FRANKFURT, Germany (AP) — European Central Bank head Mario Draghi says he expects underlying inflation to rise in the 19 countries that use the euro as a stronger job market pushes up wages. Draghi’s comments…
FRANKFURT, Germany (AP) — European Central Bank head Mario Draghi says he expects underlying inflation to rise in the 19 countries that use the euro as a stronger job market pushes up wages.
Draghi’s comments Monday before the economic and monetary committee of the European Parliament in Brussels indicated the bank continues to think the recovery is strong enough for it to phase out its bond-purchase stimulus at year end.
Draghi told the committee members that “underlying inflation is expected to increase further over the coming months as the tightening labor market is pushing up wage growth.”
He cited annual growth in negotiated wages of 2.2 percent in the second quarter, up from 1.7 percent in the first quarter.
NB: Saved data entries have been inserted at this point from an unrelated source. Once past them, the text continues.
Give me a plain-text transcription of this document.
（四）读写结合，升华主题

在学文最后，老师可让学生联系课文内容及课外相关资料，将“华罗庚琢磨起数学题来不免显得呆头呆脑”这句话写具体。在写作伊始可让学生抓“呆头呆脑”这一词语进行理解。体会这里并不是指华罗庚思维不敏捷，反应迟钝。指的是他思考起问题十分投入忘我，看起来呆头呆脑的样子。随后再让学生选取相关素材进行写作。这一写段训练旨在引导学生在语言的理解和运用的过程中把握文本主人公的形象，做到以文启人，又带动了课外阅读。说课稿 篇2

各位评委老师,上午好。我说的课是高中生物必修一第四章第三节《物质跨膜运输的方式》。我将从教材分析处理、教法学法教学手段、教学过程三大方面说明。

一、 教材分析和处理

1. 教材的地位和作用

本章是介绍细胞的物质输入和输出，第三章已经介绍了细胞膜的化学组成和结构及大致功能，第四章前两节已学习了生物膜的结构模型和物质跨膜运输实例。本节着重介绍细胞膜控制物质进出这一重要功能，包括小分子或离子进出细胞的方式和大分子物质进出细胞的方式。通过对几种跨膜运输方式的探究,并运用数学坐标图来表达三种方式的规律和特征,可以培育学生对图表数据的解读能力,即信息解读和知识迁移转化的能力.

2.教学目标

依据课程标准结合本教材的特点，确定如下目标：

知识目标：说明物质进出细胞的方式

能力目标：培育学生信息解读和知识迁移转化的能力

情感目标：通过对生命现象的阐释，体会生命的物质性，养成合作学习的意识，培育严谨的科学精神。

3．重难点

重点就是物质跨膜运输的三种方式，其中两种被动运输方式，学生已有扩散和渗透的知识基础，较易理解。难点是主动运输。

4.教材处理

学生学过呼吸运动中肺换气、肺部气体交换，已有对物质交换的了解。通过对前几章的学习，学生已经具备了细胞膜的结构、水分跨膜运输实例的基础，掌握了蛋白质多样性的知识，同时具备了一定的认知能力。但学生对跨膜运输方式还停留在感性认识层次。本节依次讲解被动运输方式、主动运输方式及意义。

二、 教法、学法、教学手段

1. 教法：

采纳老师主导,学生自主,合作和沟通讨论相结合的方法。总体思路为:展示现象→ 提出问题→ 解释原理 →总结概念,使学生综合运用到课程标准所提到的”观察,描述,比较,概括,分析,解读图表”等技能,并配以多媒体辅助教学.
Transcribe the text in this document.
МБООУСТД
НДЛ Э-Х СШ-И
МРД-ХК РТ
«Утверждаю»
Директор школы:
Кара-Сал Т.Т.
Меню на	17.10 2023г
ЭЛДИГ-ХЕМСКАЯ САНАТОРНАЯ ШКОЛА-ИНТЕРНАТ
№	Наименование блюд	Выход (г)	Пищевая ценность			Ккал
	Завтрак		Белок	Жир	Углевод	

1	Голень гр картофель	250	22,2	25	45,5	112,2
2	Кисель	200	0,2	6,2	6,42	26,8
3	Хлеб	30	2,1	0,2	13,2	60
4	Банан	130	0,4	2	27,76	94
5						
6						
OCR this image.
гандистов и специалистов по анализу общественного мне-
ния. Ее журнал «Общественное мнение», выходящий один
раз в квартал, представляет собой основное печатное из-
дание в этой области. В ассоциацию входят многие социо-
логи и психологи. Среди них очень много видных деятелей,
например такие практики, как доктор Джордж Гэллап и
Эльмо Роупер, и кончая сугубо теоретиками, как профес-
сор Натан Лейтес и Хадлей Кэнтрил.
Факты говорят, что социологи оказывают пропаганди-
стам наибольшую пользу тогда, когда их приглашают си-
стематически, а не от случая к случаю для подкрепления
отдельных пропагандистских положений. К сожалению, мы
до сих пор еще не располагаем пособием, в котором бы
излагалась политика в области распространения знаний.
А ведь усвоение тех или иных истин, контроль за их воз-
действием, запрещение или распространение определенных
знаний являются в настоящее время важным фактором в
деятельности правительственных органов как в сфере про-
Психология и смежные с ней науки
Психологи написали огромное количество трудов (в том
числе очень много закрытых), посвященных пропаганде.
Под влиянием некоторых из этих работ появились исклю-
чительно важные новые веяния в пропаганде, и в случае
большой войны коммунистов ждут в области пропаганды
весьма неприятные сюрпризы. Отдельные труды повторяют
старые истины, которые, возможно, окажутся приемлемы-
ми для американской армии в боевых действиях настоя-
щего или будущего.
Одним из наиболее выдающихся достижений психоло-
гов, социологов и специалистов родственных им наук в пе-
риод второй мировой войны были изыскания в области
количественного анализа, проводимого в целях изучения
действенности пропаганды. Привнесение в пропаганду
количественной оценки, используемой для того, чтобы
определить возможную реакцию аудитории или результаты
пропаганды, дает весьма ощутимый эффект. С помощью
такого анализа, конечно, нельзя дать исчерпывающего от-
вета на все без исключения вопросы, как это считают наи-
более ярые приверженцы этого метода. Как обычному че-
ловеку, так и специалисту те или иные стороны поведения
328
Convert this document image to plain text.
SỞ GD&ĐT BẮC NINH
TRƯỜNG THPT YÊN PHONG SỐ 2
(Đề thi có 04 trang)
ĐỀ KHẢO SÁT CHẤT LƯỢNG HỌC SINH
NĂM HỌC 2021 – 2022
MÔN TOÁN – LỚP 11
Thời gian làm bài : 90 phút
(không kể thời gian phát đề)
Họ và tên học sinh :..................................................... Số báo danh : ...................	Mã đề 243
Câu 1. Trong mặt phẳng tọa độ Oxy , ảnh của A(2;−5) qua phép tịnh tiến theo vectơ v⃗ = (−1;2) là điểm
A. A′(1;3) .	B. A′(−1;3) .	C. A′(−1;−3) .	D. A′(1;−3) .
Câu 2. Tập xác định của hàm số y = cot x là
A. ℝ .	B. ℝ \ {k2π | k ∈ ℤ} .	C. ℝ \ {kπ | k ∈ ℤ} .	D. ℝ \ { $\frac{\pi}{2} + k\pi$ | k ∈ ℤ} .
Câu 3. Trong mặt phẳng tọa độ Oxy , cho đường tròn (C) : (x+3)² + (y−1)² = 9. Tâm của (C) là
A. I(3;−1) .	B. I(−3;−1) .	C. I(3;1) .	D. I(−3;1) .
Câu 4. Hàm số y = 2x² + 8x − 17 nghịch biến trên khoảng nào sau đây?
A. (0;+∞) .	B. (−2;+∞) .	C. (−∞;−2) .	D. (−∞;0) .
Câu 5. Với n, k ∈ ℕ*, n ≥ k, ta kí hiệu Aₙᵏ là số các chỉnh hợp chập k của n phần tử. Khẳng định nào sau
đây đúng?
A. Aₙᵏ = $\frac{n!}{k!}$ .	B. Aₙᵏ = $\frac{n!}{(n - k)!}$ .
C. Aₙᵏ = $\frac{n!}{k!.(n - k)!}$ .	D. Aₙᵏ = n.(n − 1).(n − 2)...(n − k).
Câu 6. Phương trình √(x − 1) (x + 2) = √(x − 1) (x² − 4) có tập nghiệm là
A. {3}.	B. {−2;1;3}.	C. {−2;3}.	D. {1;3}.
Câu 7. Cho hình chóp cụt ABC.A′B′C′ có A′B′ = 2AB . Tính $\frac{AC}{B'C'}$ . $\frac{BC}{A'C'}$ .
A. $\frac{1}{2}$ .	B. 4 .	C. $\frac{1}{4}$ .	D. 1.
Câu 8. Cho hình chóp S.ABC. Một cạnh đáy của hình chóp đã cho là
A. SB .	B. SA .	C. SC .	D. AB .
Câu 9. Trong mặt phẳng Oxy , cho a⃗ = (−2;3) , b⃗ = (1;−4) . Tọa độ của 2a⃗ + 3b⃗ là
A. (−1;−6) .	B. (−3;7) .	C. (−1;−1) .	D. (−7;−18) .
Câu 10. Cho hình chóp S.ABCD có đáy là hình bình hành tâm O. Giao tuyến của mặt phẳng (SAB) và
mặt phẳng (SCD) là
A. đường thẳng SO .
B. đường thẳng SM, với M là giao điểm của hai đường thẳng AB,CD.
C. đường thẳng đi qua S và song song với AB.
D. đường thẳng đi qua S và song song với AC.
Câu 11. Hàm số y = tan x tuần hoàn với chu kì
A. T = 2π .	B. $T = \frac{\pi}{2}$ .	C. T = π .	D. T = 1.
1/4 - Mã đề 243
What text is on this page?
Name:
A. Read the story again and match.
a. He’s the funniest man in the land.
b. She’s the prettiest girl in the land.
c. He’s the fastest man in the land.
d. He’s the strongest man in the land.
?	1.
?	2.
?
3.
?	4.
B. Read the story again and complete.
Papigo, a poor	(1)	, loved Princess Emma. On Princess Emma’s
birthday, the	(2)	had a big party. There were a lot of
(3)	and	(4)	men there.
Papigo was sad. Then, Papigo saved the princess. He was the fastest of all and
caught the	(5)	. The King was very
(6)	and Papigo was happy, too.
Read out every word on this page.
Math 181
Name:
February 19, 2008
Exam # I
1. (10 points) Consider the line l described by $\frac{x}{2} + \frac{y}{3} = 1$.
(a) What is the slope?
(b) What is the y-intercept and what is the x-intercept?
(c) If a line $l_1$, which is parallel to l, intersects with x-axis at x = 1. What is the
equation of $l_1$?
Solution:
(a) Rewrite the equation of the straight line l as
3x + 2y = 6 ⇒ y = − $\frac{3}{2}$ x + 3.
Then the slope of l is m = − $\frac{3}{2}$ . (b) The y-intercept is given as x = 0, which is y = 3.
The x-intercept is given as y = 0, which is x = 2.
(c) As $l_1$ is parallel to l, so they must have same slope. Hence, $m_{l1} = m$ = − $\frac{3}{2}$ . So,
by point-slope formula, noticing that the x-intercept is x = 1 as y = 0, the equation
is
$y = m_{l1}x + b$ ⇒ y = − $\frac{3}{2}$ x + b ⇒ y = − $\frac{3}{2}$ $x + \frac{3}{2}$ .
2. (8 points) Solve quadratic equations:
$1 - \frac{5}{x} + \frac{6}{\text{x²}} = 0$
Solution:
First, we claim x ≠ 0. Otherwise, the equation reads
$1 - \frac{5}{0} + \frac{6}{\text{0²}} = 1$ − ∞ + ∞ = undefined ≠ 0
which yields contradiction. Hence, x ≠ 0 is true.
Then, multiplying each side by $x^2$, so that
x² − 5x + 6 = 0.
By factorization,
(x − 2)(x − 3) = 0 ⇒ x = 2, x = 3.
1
He added that the bank was increasingly confident that the pick-up in wages would continue because wage agreements often last two years or more.
The bank has pumped 2.5 trillion euros ($2.95 trillion) in newly printed money into the economy through the monthly bond purchases, trying to raise inflation from dangerously weak levels toward its goal of just under 2 percent annually. Annual headline inflation was 2.0 percent in August, on paper meeting the bank’s goal; however the bank needs to be confident that the inflation rate will stay near its target even as it withdraws the stimulus. Core inflation, excluding volatile fuel and energy, has been persistently weaker.
It announced at its June meeting in Riga, Latvia that the purchases would be cut to 15 billion euros a month from October and brought to a halt at the end of the year. But bank officials have stressed that their interest rate benchmarks will remain at their current record lows well into next year. Those rates are zero for lending from the ECB to commercial banks, and minus 0.4 percent for deposits left at the ECB overnight by the banks. The negative rate is a penalty aimed at pushing them to lend the money to businesses.